Eylül 1998'de Peker ve adamları hakkında 7,5 yıla kadar hapis istemiyle dava açıldı. 12 sanıkla birlikte çete oluşturmak suçundan yargılandığı davada, 24 Mayıs 1999'da tahliye edildi. Sekiz ay 29 gün cezaevinde bulundu.

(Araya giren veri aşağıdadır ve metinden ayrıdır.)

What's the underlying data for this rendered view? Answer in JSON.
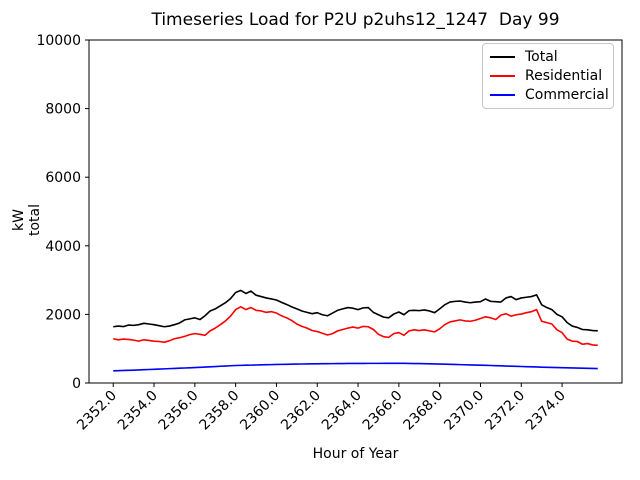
{
  "chart_data": {
    "type": "line",
    "title": "Timeseries Load for P2U p2uhs12_1247  Day 99",
    "xlabel": "Hour of Year",
    "ylabel": "kW total",
    "ylim": [
      0,
      10000
    ],
    "grid": false,
    "legend_position": "upper right",
    "xtick_labels": [
      "2352.0",
      "2354.0",
      "2356.0",
      "2358.0",
      "2360.0",
      "2362.0",
      "2364.0",
      "2366.0",
      "2368.0",
      "2370.0",
      "2372.0",
      "2374.0"
    ],
    "ytick_labels": [
      "0",
      "2000",
      "4000",
      "6000",
      "8000",
      "10000"
    ],
    "x": {
      "start": 2352.0,
      "step": 0.25,
      "count": 96
    },
    "series": [
      {
        "name": "Total",
        "color": "#000000",
        "values": [
          1640,
          1660,
          1645,
          1690,
          1680,
          1700,
          1740,
          1720,
          1700,
          1670,
          1640,
          1660,
          1700,
          1750,
          1840,
          1870,
          1900,
          1850,
          1960,
          2100,
          2160,
          2250,
          2340,
          2460,
          2640,
          2700,
          2610,
          2680,
          2560,
          2520,
          2480,
          2450,
          2420,
          2350,
          2290,
          2220,
          2160,
          2100,
          2060,
          2020,
          2050,
          1990,
          1960,
          2040,
          2120,
          2160,
          2200,
          2180,
          2140,
          2190,
          2200,
          2060,
          1990,
          1920,
          1900,
          2010,
          2070,
          1990,
          2110,
          2120,
          2110,
          2130,
          2100,
          2050,
          2160,
          2280,
          2360,
          2380,
          2390,
          2360,
          2340,
          2360,
          2370,
          2450,
          2380,
          2370,
          2360,
          2480,
          2520,
          2430,
          2480,
          2500,
          2520,
          2570,
          2280,
          2200,
          2140,
          2000,
          1930,
          1760,
          1660,
          1620,
          1560,
          1550,
          1530,
          1520
        ]
      },
      {
        "name": "Residential",
        "color": "#ff0000",
        "values": [
          1290,
          1260,
          1280,
          1270,
          1250,
          1220,
          1260,
          1240,
          1220,
          1210,
          1190,
          1230,
          1290,
          1320,
          1360,
          1410,
          1440,
          1420,
          1390,
          1520,
          1600,
          1700,
          1810,
          1950,
          2140,
          2220,
          2140,
          2200,
          2120,
          2100,
          2060,
          2080,
          2040,
          1960,
          1900,
          1820,
          1720,
          1650,
          1600,
          1530,
          1500,
          1450,
          1400,
          1440,
          1520,
          1560,
          1600,
          1630,
          1600,
          1650,
          1640,
          1560,
          1420,
          1350,
          1330,
          1440,
          1470,
          1390,
          1520,
          1550,
          1530,
          1550,
          1520,
          1490,
          1580,
          1700,
          1780,
          1810,
          1840,
          1810,
          1800,
          1830,
          1880,
          1930,
          1900,
          1850,
          1980,
          2020,
          1950,
          1990,
          2010,
          2050,
          2080,
          2140,
          1800,
          1760,
          1720,
          1550,
          1470,
          1280,
          1220,
          1210,
          1130,
          1150,
          1110,
          1100
        ]
      },
      {
        "name": "Commercial",
        "color": "#0000ff",
        "values": [
          355,
          360,
          365,
          370,
          375,
          381,
          387,
          394,
          400,
          406,
          412,
          419,
          425,
          431,
          437,
          444,
          450,
          458,
          465,
          473,
          480,
          488,
          495,
          503,
          510,
          514,
          518,
          521,
          525,
          529,
          533,
          536,
          540,
          543,
          546,
          549,
          552,
          554,
          556,
          558,
          560,
          562,
          563,
          565,
          566,
          567,
          569,
          570,
          571,
          571,
          572,
          572,
          572,
          573,
          573,
          574,
          575,
          573,
          570,
          568,
          566,
          562,
          559,
          555,
          552,
          548,
          544,
          540,
          536,
          532,
          528,
          524,
          520,
          515,
          510,
          505,
          500,
          495,
          490,
          486,
          481,
          476,
          471,
          467,
          462,
          458,
          454,
          450,
          446,
          442,
          438,
          434,
          431,
          428,
          425,
          421
        ]
      }
    ]
  }
}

12 Mart 2005 tarihinde İstanbul Kaçakçılık ve Organize Suçlar Şube Müdürlüğü tarafından yapılan Kelebek Operasyonu ile tutuklanmış ve İstanbul 9. Ağır Ceza Mahkemesi’nde görülen dava 31 Ocak 2007 tarihinde karara bağlanarak 14 yıl 5 ay 10 gün hapis cezasına çarptırılmıştır. Peker ayrıca örgüt kurmak, tehdit, iş yeri kurşunlama, yaralama, hürriyeti tahdit, yağma ve sahte kimlik kullanma iddiasıyla İzmir 10. Ağır Ceza Mahkemesinde yargılandı.
Ergenekon davasında silahlı terör örgütü kurma suçuyla yargılanmaktadır. Kelebek operasyonu davasının bozulan bölümü yeniden karara bağlandı. Sedat Peker'e 1 yıl 3 ay hapis cezası verildi. Böylece hükümlü olduğu süreye 1 yıl 3 ay daha eklenmiştir.[4][5]
5 Ağustos 2013'te İstanbul 13. Ağır Ceza Mahkemesi tarafından karara bağlanan Ergenekon davasında Sedat Peker'e 10 yıl hapis cezası verildi.[6] 10 Mart 2014 tarihinde Özel yetkili mahkemelerin kararlarına ilişkin yasa değişikliği ve 5 yılı aşkın tutukluluk hali göz önünde bulundurularak tahliye edildi.